My mother grew up in the shadow of what was at one time the largest copper mine in the world. The mine was in Jerome, Arizona and Mom spent her youth in Cottonwood, a town that supported the mining community with agriculture, shops, etc. In between was Clarkdale, the town that, as I understand it, grew up around the smelting operation.
It requires a great deal of turquoise green copper ore in order to extract any significant amount of pure copper. The ore is crushed, treated with chemical and at some point “smelted,” heated and melted down at temperatures high enough to separate a much more concentrated copper “matte” from the “slag,” which is drawn off and disgarded. You can still see a huge slag heap near Clarkdale.
As our text for this week, Malachi 3:1-4 speaks of the coming Messiah as a “refiner’s fire,” I picture those heaps of waste mineral from the smelter operation near my mother’s home. It makes me wonder if our Lord has to melt off a similarly large proportion of “slag” from our lives in order to produce anything really good or useful.

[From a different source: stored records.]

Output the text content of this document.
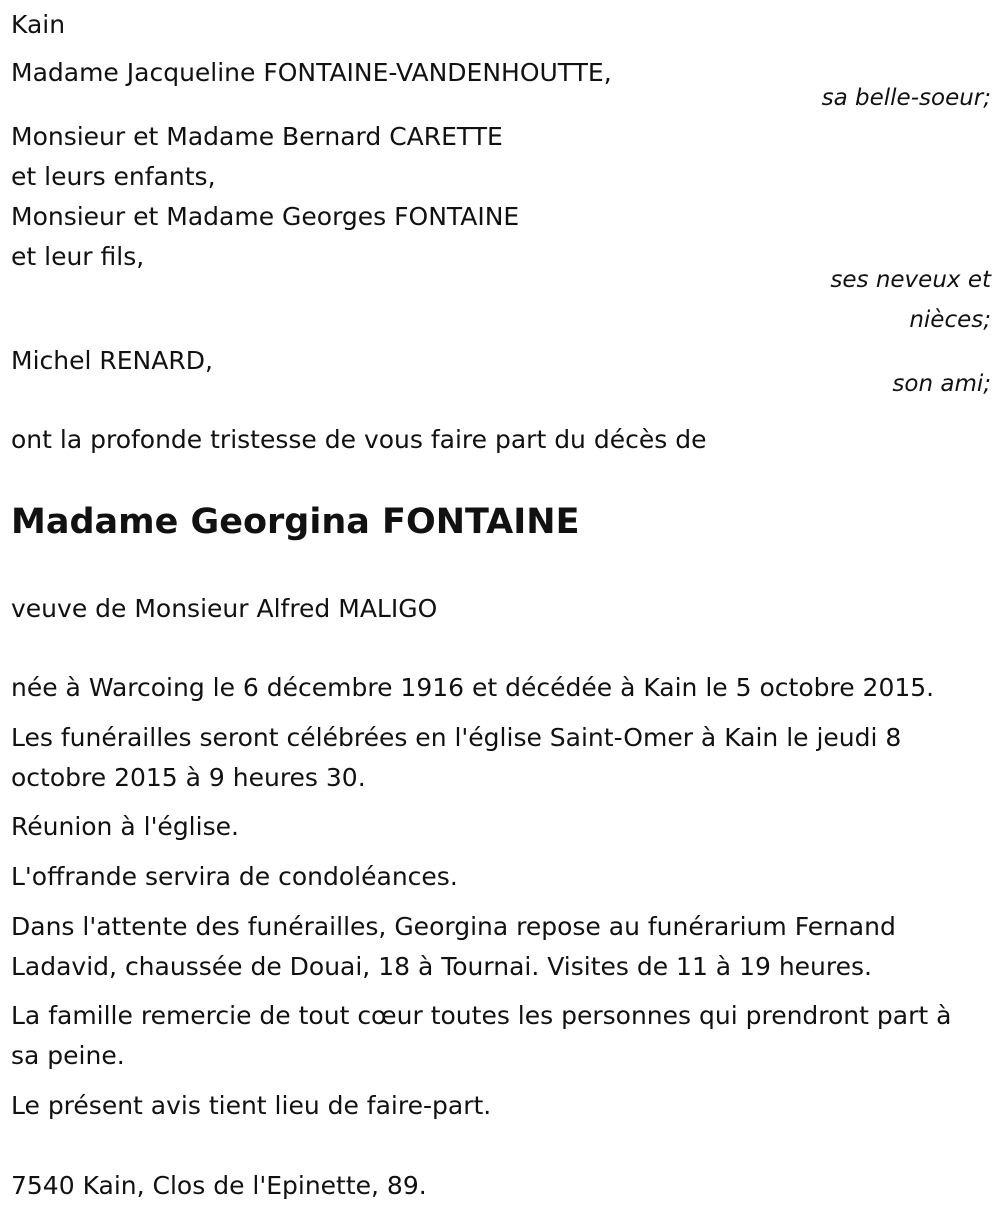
Kain
Madame Jacqueline FONTAINE-VANDENHOUTTE,
sa belle-soeur;
Monsieur et Madame Bernard CARETTE
et leurs enfants,
Monsieur et Madame Georges FONTAINE
et leur fils,
ses neveux et
nièces;
Michel RENARD,
son ami;
ont la profonde tristesse de vous faire part du décès de
Madame Georgina FONTAINE
veuve de Monsieur Alfred MALIGO
née à Warcoing le 6 décembre 1916 et décédée à Kain le 5 octobre 2015.
Les funérailles seront célébrées en l'église Saint-Omer à Kain le jeudi 8 octobre 2015 à 9 heures 30.
Réunion à l'église.
L'offrande servira de condoléances.
Dans l'attente des funérailles, Georgina repose au funérarium Fernand Ladavid, chaussée de Douai, 18 à Tournai. Visites de 11 à 19 heures.
La famille remercie de tout cœur toutes les personnes qui prendront part à sa peine.
Le présent avis tient lieu de faire-part.
7540 Kain, Clos de l'Epinette, 89.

Yet I’m also reassured that the Lord sees us as valuable enough to refine, that even the most corrupt of us, like the Levites of Malachi’s time, are worth the time and effort to redeem and purify what is good in us.
And even if we feel like slag heaps sometimes, the grace of Christ is working to refine us. I just read that a present day company is recycling that heap of slag by Clarkdale to extract gold and other precious minerals. That’s what our Lord would like to do with us.